In their review of the literature on BCAC of minor salivary glands, Parashar et al found a recurrence rate of 44% (8 of 18 patients), with 2 of 7 patients (12%) developing metastases to the regional lymph nodes.3 Furthermore, 2 of 17 patients (12%) died of disease. Distant metastases of BCAC are exceedingly rare with only five cases involving the lung, skin, mandible, hand, and brain reported.48 The present case is the first with metastasis to the liver and the first arising from minor salivary glands with distant metastasis.

Surgical excision with a wide margin to ensure complete removal has been suggested as the primary treatment for BCAC. Neck dissection is unnecessary unless there is definitive lymphadenopathy on clinical or radiologic examination.
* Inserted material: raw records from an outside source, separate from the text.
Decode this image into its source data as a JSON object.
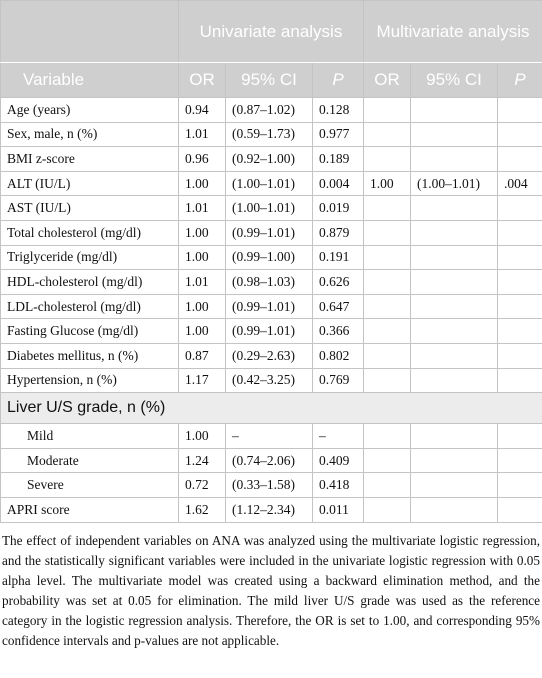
{
  "table": {
    "header": {
      "groups": [
        "Univariate analysis",
        "Multivariate analysis"
      ],
      "columns": [
        "Variable",
        "OR",
        "95% CI",
        "P",
        "OR",
        "95% CI",
        "P"
      ]
    },
    "rows": [
      [
        "Age (years)",
        "0.94",
        "(0.87–1.02)",
        "0.128",
        null,
        null,
        null
      ],
      [
        "Sex, male, n (%)",
        "1.01",
        "(0.59–1.73)",
        "0.977",
        null,
        null,
        null
      ],
      [
        "BMI z-score",
        "0.96",
        "(0.92–1.00)",
        "0.189",
        null,
        null,
        null
      ],
      [
        "ALT (IU/L)",
        "1.00",
        "(1.00–1.01)",
        "0.004",
        "1.00",
        "(1.00–1.01)",
        ".004"
      ],
      [
        "AST (IU/L)",
        "1.01",
        "(1.00–1.01)",
        "0.019",
        null,
        null,
        null
      ],
      [
        "Total cholesterol (mg/dl)",
        "1.00",
        "(0.99–1.01)",
        "0.879",
        null,
        null,
        null
      ],
      [
        "Triglyceride (mg/dl)",
        "1.00",
        "(0.99–1.00)",
        "0.191",
        null,
        null,
        null
      ],
      [
        "HDL-cholesterol (mg/dl)",
        "1.01",
        "(0.98–1.03)",
        "0.626",
        null,
        null,
        null
      ],
      [
        "LDL-cholesterol (mg/dl)",
        "1.00",
        "(0.99–1.01)",
        "0.647",
        null,
        null,
        null
      ],
      [
        "Fasting Glucose (mg/dl)",
        "1.00",
        "(0.99–1.01)",
        "0.366",
        null,
        null,
        null
      ],
      [
        "Diabetes mellitus, n (%)",
        "0.87",
        "(0.29–2.63)",
        "0.802",
        null,
        null,
        null
      ],
      [
        "Hypertension, n (%)",
        "1.17",
        "(0.42–3.25)",
        "0.769",
        null,
        null,
        null
      ]
    ],
    "group": {
      "label": "Liver U/S grade, n (%)",
      "rows": [
        [
          "Mild",
          "1.00",
          "–",
          "–",
          null,
          null,
          null
        ],
        [
          "Moderate",
          "1.24",
          "(0.74–2.06)",
          "0.409",
          null,
          null,
          null
        ],
        [
          "Severe",
          "0.72",
          "(0.33–1.58)",
          "0.418",
          null,
          null,
          null
        ]
      ]
    },
    "tail": [
      [
        "APRI score",
        "1.62",
        "(1.12–2.34)",
        "0.011",
        null,
        null,
        null
      ]
    ],
    "footnote": "The effect of independent variables on ANA was analyzed using the multivariate logistic regression, and the statistically significant variables were included in the univariate logistic regression with 0.05 alpha level. The multivariate model was created using a backward elimination method, and the probability was set at 0.05 for elimination. The mild liver U/S grade was used as the reference category in the logistic regression analysis. Therefore, the OR is set to 1.00, and corresponding 95% confidence intervals and p-values are not applicable."
  }
}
Radiotherapy has been proposed for diffusely infiltrative tumors or those with perineural or vascular invasion.35 In patients with metastatic disease, however, the potential therapeutic options are poorly defined. Watchful waiting, radiation therapy, palliative surgery, and systemic chemotherapy would be treatment options, but no standard palliative treatment modalities exist. Distant metastases are not necessarily inoperable. Ellis et al. described a patient with lung metastasis treated by lobectomy who was free of disease after 6 years.4 The present case showed an unusual presentation, with exclusive liver metastases 14 months after primary surgery. The patient underwent a partial hepatectomy with adjuvant chemotherapy. No evidence of progressive disease or further recurrence has been observed for 20 months after the hepatic metastasectomy.

In summary, this case highlights a rare manifestation of minor salivary gland BCAC metastatic to the liver. Unlike liver metastasis from other malignancies, BCACs grow indolently and long-term survival can be expected. Surgery could be considered in selected patients as a therapeutic option in metastatic disease.